What is the most efficient way to search/index for nearest neighbor/query within radius #528

nawarhalabi · 2021-10-29T10:47:14Z

nawarhalabi
Oct 29, 2021

Hi,

I am trying to implement two functions:

Retrieve the nearest point in an array of hex ids to a target hex id (other than the target itself of course)
Retrieve all hex ids in an array within a radius from a target hex id

Here is my ideas for both problems:

Nearest Neighbor:
a. Using k_ring with an (exponentially) increasing radius from target until I find an intersection between the set of hex ids in the k_ring with the hex ids in the original data. Problem is that k_ring gets slower for higher radius. Performance for this was much faster (10 fold on average) with kdtree or balltree
b.
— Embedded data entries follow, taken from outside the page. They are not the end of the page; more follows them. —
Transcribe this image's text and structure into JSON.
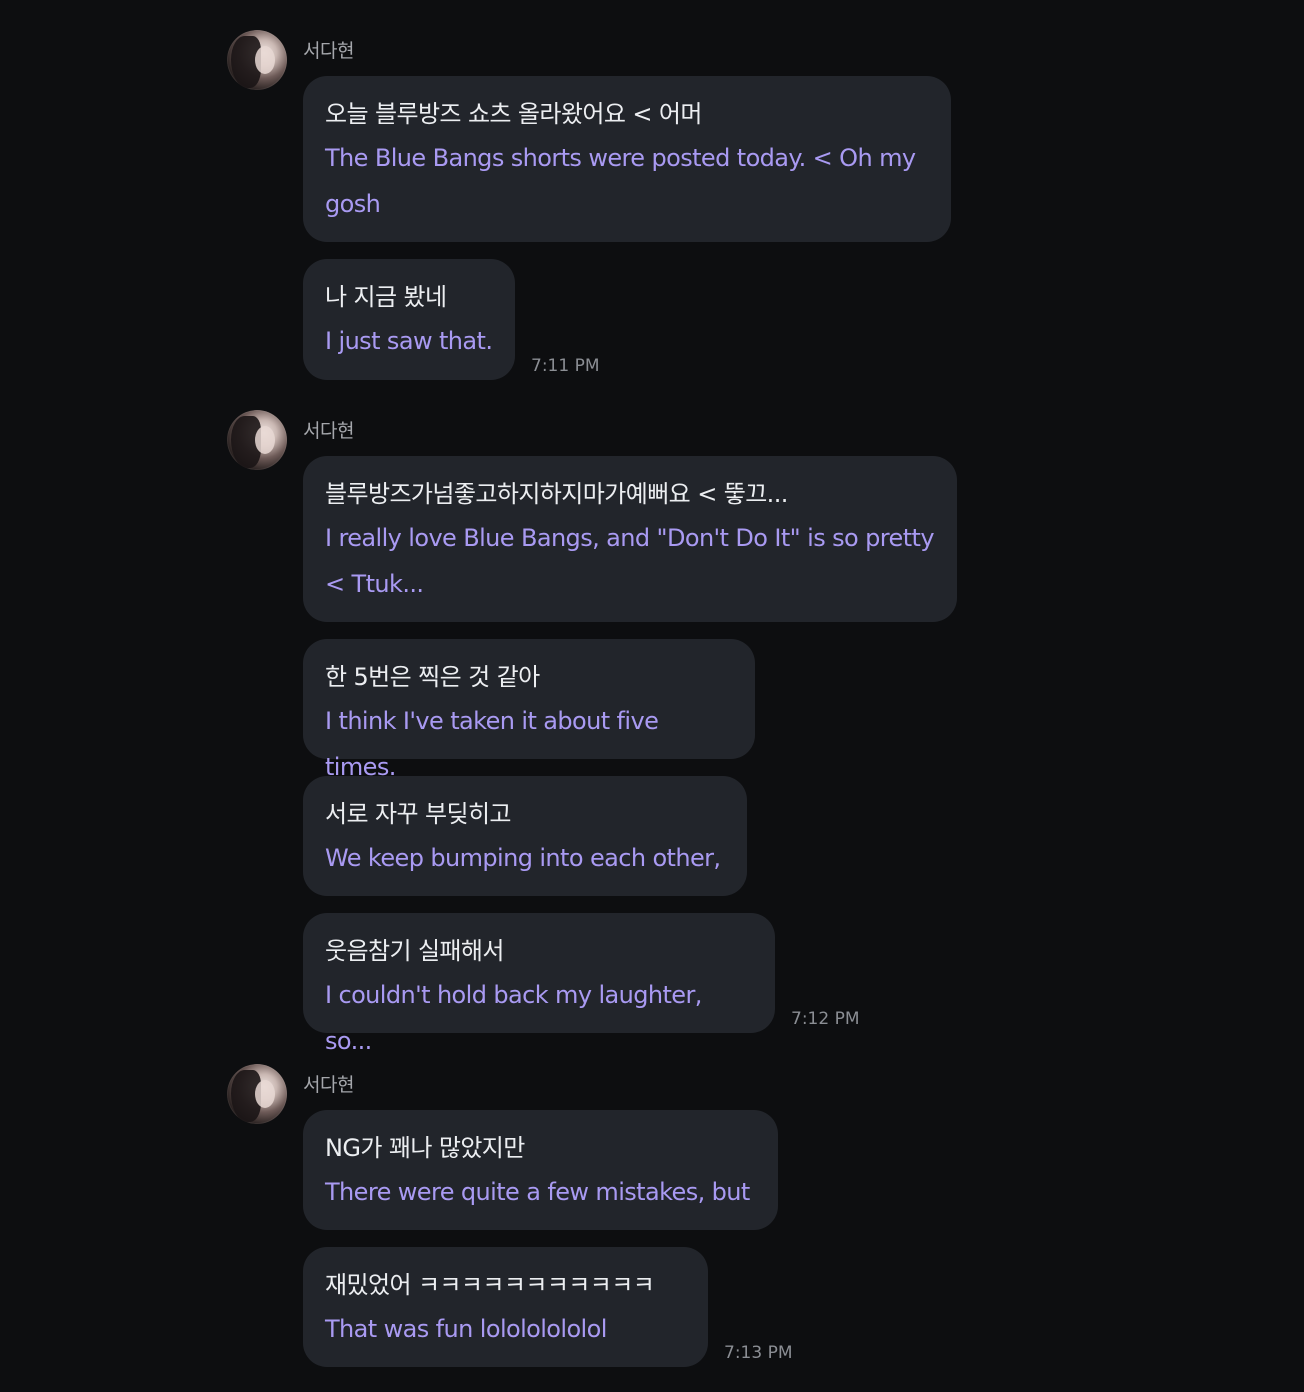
{
  "groups": [
    {
      "sender": "서다현",
      "messages": [
        {
          "ko": "오늘 블루방즈 쇼츠 올라왔어요 < 어머",
          "en": "The Blue Bangs shorts were posted today. < Oh my gosh",
          "time": ""
        },
        {
          "ko": "나 지금 봤네",
          "en": "I just saw that.",
          "time": "7:11 PM"
        }
      ]
    },
    {
      "sender": "서다현",
      "messages": [
        {
          "ko": "블루방즈가넘좋고하지하지마가예뻐요 < 뚷끄...",
          "en": "I really love Blue Bangs, and \"Don't Do It\" is so pretty < Ttuk...",
          "time": ""
        },
        {
          "ko": "한 5번은 찍은 것 같아",
          "en": "I think I've taken it about five times.",
          "time": ""
        },
        {
          "ko": "서로 자꾸 부딪히고",
          "en": "We keep bumping into each other,",
          "time": ""
        },
        {
          "ko": "웃음참기 실패해서",
          "en": "I couldn't hold back my laughter, so...",
          "time": "7:12 PM"
        }
      ]
    },
    {
      "sender": "서다현",
      "messages": [
        {
          "ko": "NG가 꽤나 많았지만",
          "en": "There were quite a few mistakes, but",
          "time": ""
        },
        {
          "ko": "재밌었어 ㅋㅋㅋㅋㅋㅋㅋㅋㅋㅋㅋ",
          "en": "That was fun lolololololol",
          "time": "7:13 PM"
        }
      ]
    }
  ]
}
Using multiple indexes with different resolutions: Problem here is that keeping track of all hex ids in different resolutions for hundreds of millions of data is disk space consuming
Query with in radius:
a. Using k_ring with a fixed radius: Same issue as above, I have k_ring taking in the order of 100s of milliseconds for radius 50 for example. This is too slow
b. Using multiple indexes: Same issue as above

IDEA Is using a tree-like index which allows efficient prefix queries on string an option to use with the hex ids?

Happy to hear your thoughts